Collagen Supplement Forms
There are four forms of collagen that you will find in collagen supplements:
Type I Collagen
The majority of the collagen in your body is Type 1. It is present in the skin, tendons, and connective tissue. This form of collagen is best for skin, nail, and hair health.
Type II Collagen
Most of the collagen in your cartilage is Type II. It is the best form of the supplement to promote joint health and help reduce the symptoms of osteoarthritis.
Type III Collagen
Type III collagen works with Type I to promote skin elasticity and prevent wrinkles, though it is far less abundant. This type of collagen supplements have the same skin-enhancing benefits as Type I.
Multi-blend supplements include a combination of all three forms of collagen. This multi-faceted approach benefits your skin, hair, nails, joints, and connective tissue and promotes blood vessel and organ health.

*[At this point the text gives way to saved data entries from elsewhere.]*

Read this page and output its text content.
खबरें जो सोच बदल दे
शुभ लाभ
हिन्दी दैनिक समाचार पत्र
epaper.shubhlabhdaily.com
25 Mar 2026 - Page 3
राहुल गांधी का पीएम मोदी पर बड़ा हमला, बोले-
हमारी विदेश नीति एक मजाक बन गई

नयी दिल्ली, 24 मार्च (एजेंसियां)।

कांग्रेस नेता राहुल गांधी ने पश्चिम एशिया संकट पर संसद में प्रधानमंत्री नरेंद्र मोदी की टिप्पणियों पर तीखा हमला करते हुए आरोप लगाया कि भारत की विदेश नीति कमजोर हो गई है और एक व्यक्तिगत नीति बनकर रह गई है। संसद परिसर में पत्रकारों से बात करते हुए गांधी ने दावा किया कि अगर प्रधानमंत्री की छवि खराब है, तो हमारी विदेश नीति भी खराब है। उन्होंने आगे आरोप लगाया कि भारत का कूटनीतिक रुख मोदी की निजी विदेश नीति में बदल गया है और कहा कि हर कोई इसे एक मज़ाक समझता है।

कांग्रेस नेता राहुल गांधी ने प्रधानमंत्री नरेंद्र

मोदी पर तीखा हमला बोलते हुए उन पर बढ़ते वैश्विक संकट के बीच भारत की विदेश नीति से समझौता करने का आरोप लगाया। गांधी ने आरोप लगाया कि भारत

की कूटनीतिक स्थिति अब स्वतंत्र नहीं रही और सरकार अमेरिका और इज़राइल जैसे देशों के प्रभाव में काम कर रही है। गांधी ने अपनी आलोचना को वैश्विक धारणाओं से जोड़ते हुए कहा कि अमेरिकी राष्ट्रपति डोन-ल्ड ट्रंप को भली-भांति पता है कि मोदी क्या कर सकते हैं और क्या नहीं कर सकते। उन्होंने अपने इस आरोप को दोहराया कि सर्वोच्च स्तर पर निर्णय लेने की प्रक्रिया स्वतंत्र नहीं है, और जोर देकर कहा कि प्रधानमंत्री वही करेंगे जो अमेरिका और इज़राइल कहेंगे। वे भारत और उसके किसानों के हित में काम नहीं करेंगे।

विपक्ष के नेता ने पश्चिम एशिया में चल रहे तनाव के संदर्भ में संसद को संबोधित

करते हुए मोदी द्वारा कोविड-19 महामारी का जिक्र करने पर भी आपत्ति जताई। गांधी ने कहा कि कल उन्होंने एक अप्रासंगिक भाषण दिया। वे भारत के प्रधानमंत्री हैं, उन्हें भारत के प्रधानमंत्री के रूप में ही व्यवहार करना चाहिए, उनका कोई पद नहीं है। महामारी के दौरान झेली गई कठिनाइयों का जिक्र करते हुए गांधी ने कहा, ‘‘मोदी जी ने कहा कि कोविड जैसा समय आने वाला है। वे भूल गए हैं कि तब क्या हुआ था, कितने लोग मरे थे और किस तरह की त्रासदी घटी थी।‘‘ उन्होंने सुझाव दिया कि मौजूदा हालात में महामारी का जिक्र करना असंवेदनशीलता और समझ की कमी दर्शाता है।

Types of Collagen Supplements
Collagen supplements are sold in several formats, each offering unique benefits:
You may be familiar with whey hydrolysate, which breaks down protein molecules for faster absorption into the body. Collagen hydrolysate does the same thing. Before you put it into your body, it has been predigested into collagen peptides, saving the body from carrying out this step. This allows the collagen to get into your cells faster. The trade-off is that there is a smaller thermic effect because the body has to do less work to digest the collagen.
Liquid collagen is actually a powdered form of the protein suspended in a liquid. It may be flavored or combined with another supplement. This is the most expensive form of collagen supplement.
A powdered collagen supplement comes in a container with a scoop and must be mixed with water or some other liquid. It can be harder to get a standard dosage and may turn into a clumpy, gritty drink if the powder doesn’t mix properly.
It is a powdered form of the supplement put into a capsule. This ensures you get a standard dose. Make sure that the material used in the capsule is healthy. If you are a vegan or vegetarian, you will want to avoid gelatin capsules which are made from bovine or porcine sources.
Does Collagen Assist with Weight Loss?
There is some research indicating that collagen may assist in weight loss. However, the effect is not significant, so it would be a mistake to classify collagen as a major weight loss stimulator. The other benefits of taking collagen far outweigh its weight loss potential.
Let’s delve into the research to discover how collagen may help promote weight loss.
A couple of studies focused on the use of specific collagen derived from a flat fish known as the ‘skate fish.’ In a 2019 study by Tak, et al., researchers gave 81 overweight adults either 2,000 mg of skatefish collagen in supplementary form or a placebo for 12 weeks. At the end of the study, the collagen group experienced a greater rate of fat loss than the placebo group (2.7% vs 1.2%). 
A 2018 rodent study also looked at the ability of skatefish collagen to reduce body fat. The mice were initially overfed to increase their stored body fat. Again, collagen supplementation was able to reduce body fat levels. 
Another rodent study looked at the ability of collagen supplementation to reduce menopause-related weight gain. In this case, a form of collagen called collagen hydrolysate was seen to improve fat loss in estrogen-deficient rats. It also appeared to slow down any extra weight gain after increased caloric intake. 
Notably, the first two studies involved a specific form of collagen (derived from skater fish) and a specific condition (low estrogen brought on by menopause). However, some researchers have concluded that collagen may be able to slow down fat build-up and promote lipid metabolism.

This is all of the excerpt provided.